Entah kenapa akhir-akhir ini semesta seperti berkonspirasi untuk menendangnya dari bumi. Mita yang begitu keras kepala berkata baik-baik saja membuat Kevin nyaris stres. Bagaimana bisa pengonsumsi painkiller jenis opioid tiap kali nyeri menstruasi datang bisa baik-baik saja? Mita sama sekali tidak paham dengan hal itu.
Ya Tuhan, Kevin tidak berani membayangkan sudah berapa lama Mita menjalani hari-hari selama menstruasi dengan painkiller dosis tinggi. Pun, dari mana Mita bisa mendapat obat semacam itu, dan siapa orang gila yang merekomendasikan.
Itu belum seberapa. Hasil diagnosis dr. Chandra yang sudah tegak menambah kadar frustrasi Kevin. Glaukoma primer sudut tertutup akut, memang mempunyai gejala yang sangat khas. Kevin sudah tahu itu dari jurnal-jurnal yang ia lahap beberapa waktu belakangan. Rasa sakit yang hebat menjalar ke arah kepala disertai mual muntah. Senada dengan perkataan dr. Chandra tempo hari setelah melakukan pemeriksaan lanjut pada Kevin.

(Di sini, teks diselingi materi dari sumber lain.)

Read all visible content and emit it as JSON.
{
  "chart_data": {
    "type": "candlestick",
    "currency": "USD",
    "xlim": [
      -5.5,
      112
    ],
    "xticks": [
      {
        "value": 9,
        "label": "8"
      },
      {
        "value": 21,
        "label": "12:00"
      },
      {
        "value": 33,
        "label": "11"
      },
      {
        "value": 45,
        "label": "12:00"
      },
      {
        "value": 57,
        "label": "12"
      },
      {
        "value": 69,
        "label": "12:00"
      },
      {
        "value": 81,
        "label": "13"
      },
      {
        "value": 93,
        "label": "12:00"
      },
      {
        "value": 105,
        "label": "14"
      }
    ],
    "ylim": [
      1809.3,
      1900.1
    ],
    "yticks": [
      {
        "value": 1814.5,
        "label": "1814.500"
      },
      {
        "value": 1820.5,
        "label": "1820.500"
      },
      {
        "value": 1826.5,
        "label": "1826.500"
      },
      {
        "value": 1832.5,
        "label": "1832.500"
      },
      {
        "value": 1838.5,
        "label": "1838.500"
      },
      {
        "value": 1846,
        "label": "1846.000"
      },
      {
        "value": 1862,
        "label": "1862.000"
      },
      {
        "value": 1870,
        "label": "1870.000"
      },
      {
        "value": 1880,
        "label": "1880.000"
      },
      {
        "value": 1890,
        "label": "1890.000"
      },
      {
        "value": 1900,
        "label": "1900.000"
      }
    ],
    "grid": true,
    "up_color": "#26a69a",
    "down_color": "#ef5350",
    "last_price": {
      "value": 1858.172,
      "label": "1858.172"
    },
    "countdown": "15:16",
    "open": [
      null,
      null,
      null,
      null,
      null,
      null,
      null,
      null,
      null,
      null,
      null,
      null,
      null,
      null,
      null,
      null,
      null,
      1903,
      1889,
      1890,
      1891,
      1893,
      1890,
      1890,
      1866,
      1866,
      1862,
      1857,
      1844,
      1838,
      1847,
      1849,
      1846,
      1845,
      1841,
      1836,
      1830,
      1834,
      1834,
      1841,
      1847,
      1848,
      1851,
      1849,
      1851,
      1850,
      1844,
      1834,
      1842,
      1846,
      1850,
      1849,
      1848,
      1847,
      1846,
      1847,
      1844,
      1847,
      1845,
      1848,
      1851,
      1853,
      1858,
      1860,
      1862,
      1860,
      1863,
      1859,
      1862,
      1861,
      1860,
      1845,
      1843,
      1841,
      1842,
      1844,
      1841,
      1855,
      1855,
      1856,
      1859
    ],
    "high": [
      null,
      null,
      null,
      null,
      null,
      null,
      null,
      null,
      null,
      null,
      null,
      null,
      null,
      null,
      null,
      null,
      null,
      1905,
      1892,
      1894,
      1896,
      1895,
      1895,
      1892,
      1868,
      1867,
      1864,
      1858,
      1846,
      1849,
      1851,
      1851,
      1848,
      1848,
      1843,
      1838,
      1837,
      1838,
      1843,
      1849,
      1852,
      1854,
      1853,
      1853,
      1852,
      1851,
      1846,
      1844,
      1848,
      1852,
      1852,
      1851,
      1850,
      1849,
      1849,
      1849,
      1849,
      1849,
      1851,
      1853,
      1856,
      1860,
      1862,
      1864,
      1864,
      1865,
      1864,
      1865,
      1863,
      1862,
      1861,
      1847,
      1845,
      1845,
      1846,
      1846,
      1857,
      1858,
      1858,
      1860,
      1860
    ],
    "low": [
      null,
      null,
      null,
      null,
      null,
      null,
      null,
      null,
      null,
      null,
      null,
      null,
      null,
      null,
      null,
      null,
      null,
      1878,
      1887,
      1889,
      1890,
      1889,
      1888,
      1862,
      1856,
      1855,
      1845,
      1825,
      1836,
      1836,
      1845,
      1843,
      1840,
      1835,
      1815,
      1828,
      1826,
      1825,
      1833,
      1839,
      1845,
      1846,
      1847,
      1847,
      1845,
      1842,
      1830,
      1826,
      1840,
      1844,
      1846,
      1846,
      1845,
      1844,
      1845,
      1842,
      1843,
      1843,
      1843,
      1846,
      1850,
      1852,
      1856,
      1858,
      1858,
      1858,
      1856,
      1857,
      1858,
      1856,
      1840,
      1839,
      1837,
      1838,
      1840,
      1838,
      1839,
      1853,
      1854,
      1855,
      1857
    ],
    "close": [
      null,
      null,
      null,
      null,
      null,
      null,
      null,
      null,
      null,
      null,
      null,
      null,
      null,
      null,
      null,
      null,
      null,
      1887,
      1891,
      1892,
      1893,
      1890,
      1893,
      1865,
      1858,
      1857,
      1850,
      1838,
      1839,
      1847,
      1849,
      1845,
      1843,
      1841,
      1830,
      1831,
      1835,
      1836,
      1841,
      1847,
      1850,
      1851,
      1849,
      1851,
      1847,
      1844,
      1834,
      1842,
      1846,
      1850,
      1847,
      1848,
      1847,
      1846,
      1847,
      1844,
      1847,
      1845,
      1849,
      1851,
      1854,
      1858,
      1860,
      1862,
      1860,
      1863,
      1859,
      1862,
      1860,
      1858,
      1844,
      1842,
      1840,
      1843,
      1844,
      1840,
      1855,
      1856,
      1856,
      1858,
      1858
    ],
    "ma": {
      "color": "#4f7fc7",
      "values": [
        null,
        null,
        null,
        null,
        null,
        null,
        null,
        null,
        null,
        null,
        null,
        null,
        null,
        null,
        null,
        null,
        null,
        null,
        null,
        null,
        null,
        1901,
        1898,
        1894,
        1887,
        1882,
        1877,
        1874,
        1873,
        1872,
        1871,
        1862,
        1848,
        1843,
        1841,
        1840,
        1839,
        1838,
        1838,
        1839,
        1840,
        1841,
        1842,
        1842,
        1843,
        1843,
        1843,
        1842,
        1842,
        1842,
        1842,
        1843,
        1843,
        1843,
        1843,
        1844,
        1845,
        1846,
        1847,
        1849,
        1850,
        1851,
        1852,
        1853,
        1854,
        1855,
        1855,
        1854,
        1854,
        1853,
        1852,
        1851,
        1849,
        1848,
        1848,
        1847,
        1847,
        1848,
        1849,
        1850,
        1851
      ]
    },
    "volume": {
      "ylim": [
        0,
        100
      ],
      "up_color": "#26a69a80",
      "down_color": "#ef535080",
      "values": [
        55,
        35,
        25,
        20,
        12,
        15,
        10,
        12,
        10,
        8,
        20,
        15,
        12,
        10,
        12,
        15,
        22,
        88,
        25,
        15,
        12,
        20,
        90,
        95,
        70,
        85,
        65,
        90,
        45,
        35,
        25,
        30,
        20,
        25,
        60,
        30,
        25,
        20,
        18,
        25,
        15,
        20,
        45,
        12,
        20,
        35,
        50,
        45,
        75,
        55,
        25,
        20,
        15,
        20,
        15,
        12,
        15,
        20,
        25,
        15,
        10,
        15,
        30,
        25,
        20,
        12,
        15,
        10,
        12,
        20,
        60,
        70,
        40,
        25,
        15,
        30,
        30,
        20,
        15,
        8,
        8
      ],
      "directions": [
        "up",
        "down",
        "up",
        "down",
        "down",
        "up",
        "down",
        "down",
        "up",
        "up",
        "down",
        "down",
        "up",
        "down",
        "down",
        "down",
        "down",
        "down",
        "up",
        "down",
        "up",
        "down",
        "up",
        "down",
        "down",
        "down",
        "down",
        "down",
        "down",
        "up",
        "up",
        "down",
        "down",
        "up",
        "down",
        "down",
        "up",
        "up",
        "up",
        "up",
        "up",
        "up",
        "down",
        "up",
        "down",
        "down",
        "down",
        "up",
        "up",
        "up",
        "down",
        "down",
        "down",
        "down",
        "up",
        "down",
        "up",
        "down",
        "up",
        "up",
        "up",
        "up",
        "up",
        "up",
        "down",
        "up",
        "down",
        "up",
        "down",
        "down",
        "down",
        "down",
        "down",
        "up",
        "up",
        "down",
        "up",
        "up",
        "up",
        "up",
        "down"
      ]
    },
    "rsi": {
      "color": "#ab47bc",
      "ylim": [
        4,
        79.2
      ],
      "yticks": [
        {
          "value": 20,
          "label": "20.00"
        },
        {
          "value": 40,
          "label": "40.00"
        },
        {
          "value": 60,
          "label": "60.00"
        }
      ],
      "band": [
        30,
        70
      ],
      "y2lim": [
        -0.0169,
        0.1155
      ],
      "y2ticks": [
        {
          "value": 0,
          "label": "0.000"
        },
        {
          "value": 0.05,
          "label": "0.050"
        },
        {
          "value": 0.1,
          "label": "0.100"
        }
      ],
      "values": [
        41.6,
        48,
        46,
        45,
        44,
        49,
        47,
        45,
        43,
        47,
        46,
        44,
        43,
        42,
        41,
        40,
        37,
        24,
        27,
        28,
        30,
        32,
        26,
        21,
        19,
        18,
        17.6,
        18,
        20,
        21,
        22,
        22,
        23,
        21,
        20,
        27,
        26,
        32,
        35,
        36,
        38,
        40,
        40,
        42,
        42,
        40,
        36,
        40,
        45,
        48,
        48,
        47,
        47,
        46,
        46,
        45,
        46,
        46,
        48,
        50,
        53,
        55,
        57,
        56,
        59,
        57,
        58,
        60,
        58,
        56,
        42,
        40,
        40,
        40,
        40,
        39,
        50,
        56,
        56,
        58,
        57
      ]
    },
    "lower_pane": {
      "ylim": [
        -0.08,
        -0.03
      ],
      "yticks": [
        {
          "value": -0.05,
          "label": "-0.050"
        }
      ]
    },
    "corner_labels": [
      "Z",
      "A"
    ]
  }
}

"Visus menurun. Hasil oftamolskopi 0,6 sudah lebih dari yang seharusnya 0,3. Kenapa? Karena sesuai Teori Hukum Pascal, tekanan intraokuler yang cukup tinggi akan diteruskan sama besarnya ke segala arah, termasuk ke saraf belakang mata. Kalau saraf terus menerus tertekan, lama-lama akan mengalami kerusakan. Saya sudah sampaikan sebelumnya kalau kerusakan saraf mata akibat Glaukoma ini bersifat permanen. Jadi satu-satunya jalan adalah menjaga tekanan bola mata ada di angka normal."
Pertemuan kedua dengan dokter spesialis mata yang amat sangat kebetulan, karena praktik di klinik milik dr. Chandra ini memang setiap Senin. Di luar itu, jadwal terbagi di beberapa rumah sakit swasta dan klinik lain.
Namun sayangnya, fakta lain juga mengikuti. Dokter Chandra tidak bisa dilarang untuk mencari tahu tentang Kevin a.k.a pasiennya. Otomatis posisi Kevin sebagai anak dari dr. Dewangga, pemilik Citra Medika, yang juga sedang mengabdi di RSP Bandung sebagai residen bedah sudah jelas terbaca.